The Stroke Riskometer(TM) is comparable in performance for stroke prediction with FSRS and QStroke. All three algorithms performed equally poorly in predicting stroke events. The Stroke Riskometer(TM) will be continually developed and validated to address the need to improve the current stroke risk scoring systems to more accurately predict stroke, particularly by identifying robust ethnic/race ethnicity group and country specific risk factors.
降低中风负担的最大潜力在于首次中风的一级预防,首次中风占所有中风病例的四分之三。除了针对全体人群的预防策略(“大众”方法)外,“高危”方法旨在识别中风高危个体,并相应地改变其风险因素和风险。目前评估和改变中风风险的方法普通大众难以获取和实施,而未来大多数中风病例将发生在这一群体中。为了帮助减轻中风对个体和人群的负担,一款名为“中风风险评估仪(Stroke Riskometer™)”的新应用程序已开发出来。我们旨在探讨该应用程序与当前最佳方法相比在预测中风风险方面的有效性。
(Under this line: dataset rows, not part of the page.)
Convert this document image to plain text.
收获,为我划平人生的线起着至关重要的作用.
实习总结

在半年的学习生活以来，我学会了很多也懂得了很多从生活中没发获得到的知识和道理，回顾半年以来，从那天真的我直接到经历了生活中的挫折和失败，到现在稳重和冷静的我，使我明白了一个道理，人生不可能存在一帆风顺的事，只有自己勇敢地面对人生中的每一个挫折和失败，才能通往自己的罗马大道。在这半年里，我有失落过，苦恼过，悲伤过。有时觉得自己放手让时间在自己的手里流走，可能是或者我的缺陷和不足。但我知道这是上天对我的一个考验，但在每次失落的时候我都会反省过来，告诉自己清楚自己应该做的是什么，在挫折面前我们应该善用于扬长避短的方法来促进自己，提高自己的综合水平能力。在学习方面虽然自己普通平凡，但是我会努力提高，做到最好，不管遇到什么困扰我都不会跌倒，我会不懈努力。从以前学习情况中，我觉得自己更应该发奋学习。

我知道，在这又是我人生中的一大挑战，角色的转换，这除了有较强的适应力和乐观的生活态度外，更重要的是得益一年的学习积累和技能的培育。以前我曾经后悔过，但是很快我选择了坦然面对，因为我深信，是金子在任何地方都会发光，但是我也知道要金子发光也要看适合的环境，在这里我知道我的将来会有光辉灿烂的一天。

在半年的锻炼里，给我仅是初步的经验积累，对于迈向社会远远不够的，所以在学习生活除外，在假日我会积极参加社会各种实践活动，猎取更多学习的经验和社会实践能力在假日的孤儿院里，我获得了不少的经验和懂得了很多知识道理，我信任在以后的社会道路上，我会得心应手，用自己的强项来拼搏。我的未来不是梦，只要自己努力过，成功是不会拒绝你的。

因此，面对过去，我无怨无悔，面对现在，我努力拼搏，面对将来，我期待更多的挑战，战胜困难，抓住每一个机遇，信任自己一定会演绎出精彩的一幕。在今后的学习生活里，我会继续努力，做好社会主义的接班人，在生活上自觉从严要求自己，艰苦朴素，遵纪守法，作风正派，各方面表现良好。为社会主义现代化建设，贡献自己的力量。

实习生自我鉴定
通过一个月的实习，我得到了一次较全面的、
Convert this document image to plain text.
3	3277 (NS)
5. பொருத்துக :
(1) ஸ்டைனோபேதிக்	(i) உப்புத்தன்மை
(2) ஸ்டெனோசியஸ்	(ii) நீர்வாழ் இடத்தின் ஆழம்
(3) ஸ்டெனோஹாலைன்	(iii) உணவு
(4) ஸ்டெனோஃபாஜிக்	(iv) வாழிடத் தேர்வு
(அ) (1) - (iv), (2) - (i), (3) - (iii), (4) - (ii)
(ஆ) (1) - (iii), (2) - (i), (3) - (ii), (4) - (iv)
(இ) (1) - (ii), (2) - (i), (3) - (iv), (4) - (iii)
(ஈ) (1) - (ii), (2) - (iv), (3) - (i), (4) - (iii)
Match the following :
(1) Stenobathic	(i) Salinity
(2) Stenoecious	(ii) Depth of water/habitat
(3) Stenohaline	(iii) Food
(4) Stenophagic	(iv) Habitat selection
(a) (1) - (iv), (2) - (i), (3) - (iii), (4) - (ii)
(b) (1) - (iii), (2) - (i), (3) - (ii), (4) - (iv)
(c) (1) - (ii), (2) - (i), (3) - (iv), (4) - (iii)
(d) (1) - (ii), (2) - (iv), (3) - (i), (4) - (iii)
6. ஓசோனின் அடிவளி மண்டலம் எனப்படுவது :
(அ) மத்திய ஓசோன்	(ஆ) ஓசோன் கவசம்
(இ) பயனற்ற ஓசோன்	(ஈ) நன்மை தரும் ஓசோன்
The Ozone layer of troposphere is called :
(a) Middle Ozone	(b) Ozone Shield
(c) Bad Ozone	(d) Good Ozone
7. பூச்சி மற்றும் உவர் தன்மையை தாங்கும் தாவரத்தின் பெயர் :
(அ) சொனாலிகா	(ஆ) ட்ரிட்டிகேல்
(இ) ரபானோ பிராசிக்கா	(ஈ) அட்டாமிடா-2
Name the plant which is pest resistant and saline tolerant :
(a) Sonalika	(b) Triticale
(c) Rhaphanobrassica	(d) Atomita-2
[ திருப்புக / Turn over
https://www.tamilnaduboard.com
利用来自三个国家(新西兰、俄罗斯和荷兰)9501名个体样本中的752例中风结果,研究一种新型中风风险预测工具算法(中风风险评估仪(Stroke Riskometer™))与两种既定的中风风险评分预测算法(弗雷明汉姆中风风险评分[FSRS]和QStroke)相比的性能。我们计算了受试者工作特征(ROC)曲线和ROC曲线下面积(AUROC)及其95%置信区间、用于衡量区分度的哈雷尔C统计量和D统计量、用于表明各预测算法所解释的变异程度的R²统计量、用于校准的霍斯默-莱梅肖统计量以及各算法的敏感性和特异性。
中风风险评估仪(Stroke Riskometer™)在男性(FSRS = 75.0%(95% CI 72.3%-77.6%),中风风险评估仪(Stroke Riskometer™) = 74.0(95% CI 71.3%-76.7%))和女性(FSRS = 70.3%(95% CI 67.9%-72.8%),中风风险评估仪(Stroke Riskometer™) = 71.5%(95% CI 69.0%-73.9%))中与FSRS的五年AUROC表现相当,且优于QStroke(男性 - 59.7%(95% CI 57.3%-62.0%),女性与之相当 = 71.1%(95% CI 69.0%-73.1%))。所有算法的区分能力都较低(C统计量范围为0.51 - 0.56,D统计量范围为0.01 - 0.12)。霍斯默-莱梅肖检验表明,所有预测风险评分与观察到的事件数据校准不佳(P < 0.006)。
中风风险评估仪(Stroke Riskometer™)在中风预测性能方面与FSRS和QStroke相当。所有三种算法在预测中风事件方面表现同样不佳。中风风险评估仪(Stroke Riskometer™)将持续开发和验证,以满足改进当前中风风险评分系统的需求,从而更准确地预测中风,特别是通过识别可靠的种族/民族群体和特定国家的风险因素。